Как-то осенью мы с С. ходили покупать мне пальто-китель и костюм для новой работы. Я не видел себя даже в зеркальном отражении и не мог уловить ни долготу, ни широту, понять, узок или широк костюм мне в плечах и в талии. И каков покрой пиджака со спины. Висит и болтается ли на мне одежда, как тень повешенного. Для себя я не являлся даже тенью, и в другое время мне было бы все равно, как я выгляжу.

Но С. проявила такое участие, внимательность и дружелюбие… Мы очень долго выбирали и примеряли. Я спрятался за шторками примерочной, а С. приносила все новые и новые вещи.

Есть размер S, есть размер М. А есть и ХХL. Так мне объяснила С. Думаю, она подглядывала за мной, пока я сидел без штанов в маленькой примерочной, напоминающей кабинку с буквой М.

 

8

Однажды утром я услышал жуткий грохот в подъезде, а потом понял — это не воры, это маляры. Они пришли впервые за последние пятнадцать лет, и моя душа возликовала. Корабли-дома решили залатать.

Но еще больше я обрадовался, когда понял, что наш подъезд из болотно-зеленого перекрашивают в синие тона. Я увидел синий цвет или услышал его в разговоре. Одна из малярш сказала, что купила себе ночнушку точно такого же лазурного оттенка.
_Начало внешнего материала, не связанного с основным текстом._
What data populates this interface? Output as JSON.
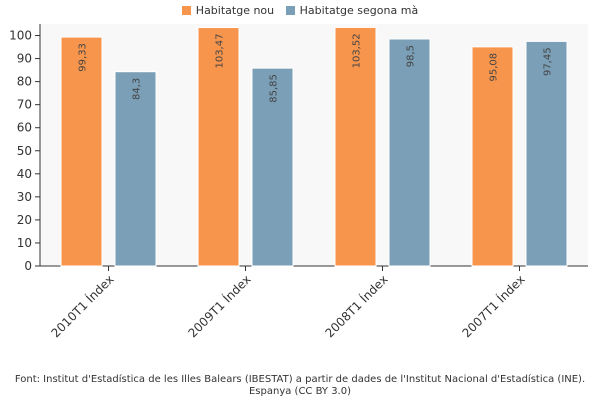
{
  "chart_data": {
    "type": "bar",
    "categories": [
      "2010T1 Índex",
      "2009T1 Índex",
      "2008T1 Índex",
      "2007T1 Índex"
    ],
    "series": [
      {
        "name": "Habitatge nou",
        "color": "#f7954c",
        "values": [
          99.33,
          103.47,
          103.52,
          95.08
        ],
        "labels": [
          "99,33",
          "103,47",
          "103,52",
          "95,08"
        ]
      },
      {
        "name": "Habitatge segona mà",
        "color": "#7a9fb7",
        "values": [
          84.3,
          85.85,
          98.5,
          97.45
        ],
        "labels": [
          "84,3",
          "85,85",
          "98,5",
          "97,45"
        ]
      }
    ],
    "ylim": [
      0,
      105
    ],
    "yticks": [
      0,
      10,
      20,
      30,
      40,
      50,
      60,
      70,
      80,
      90,
      100
    ],
    "grid": false,
    "legend_position": "top-center"
  },
  "source": "Font: Institut d'Estadística de les Illes Balears (IBESTAT) a partir de dades de l'Institut Nacional d'Estadística (INE). Espanya (CC BY 3.0)"
}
Но мне тогда хотелось думать, что я увидел проблески синего. Увидел наконец море, а может быть, и почувствовал море. Почувствовал его запах и осознал, что синий цвет сегодня опять в моде.

Не помню точно, но у меня возникло такое ощущение, что я опять что-то вижу. Свет в конце тоннеля ушной раковины. И я возликовал. Я лежал и слушал, как они драили огромными швабрами стены, словно те палубы. Как отдирали шелуху старой краски и надписи на стенах.

Я знал эти надписи все до одной. Я по ним ориентировался, поднимаясь по лестнице и ведя рукой по шершавым стенам, словно по своей небритой щеке. Я на них опирался в черные полосы своей жизни, когда промахивался мимо полосы-ступени.

Х + С = Л — гласила одна из них. Кто такой этот таинственный Х, я не знал, но его наличие меня очень сильно напрягало. Пару раз мне даже почудилась его тень, проскальзывающая мимо меня в квартиру С. Дошло до того, что мне мерещилась его тень всюду — даже в кабаке терпимости.

Но после похода с С. в бутик (со скидками) я немного успокоился. Эта надпись, решил я, — всего лишь обозначение гигантского размера хламиды моего дома и выглядывающих из-под нее выцветших трико-подштанников с лампасами и со швами-крестиками. Всего лишь совковый ХСЛ. В таких портках дальше порта не уплывешь.

 

9

Итак, каждое утро я проделываю один и тот же стандартный путь на работу. Но сегодня все должно быть по-особенному. Потому что сегодня особый день — день моего рождения. Мне уже сорок, а значит, ровно двадцать лет, как мы повстречались с С. Двойной юбилей, так сказать.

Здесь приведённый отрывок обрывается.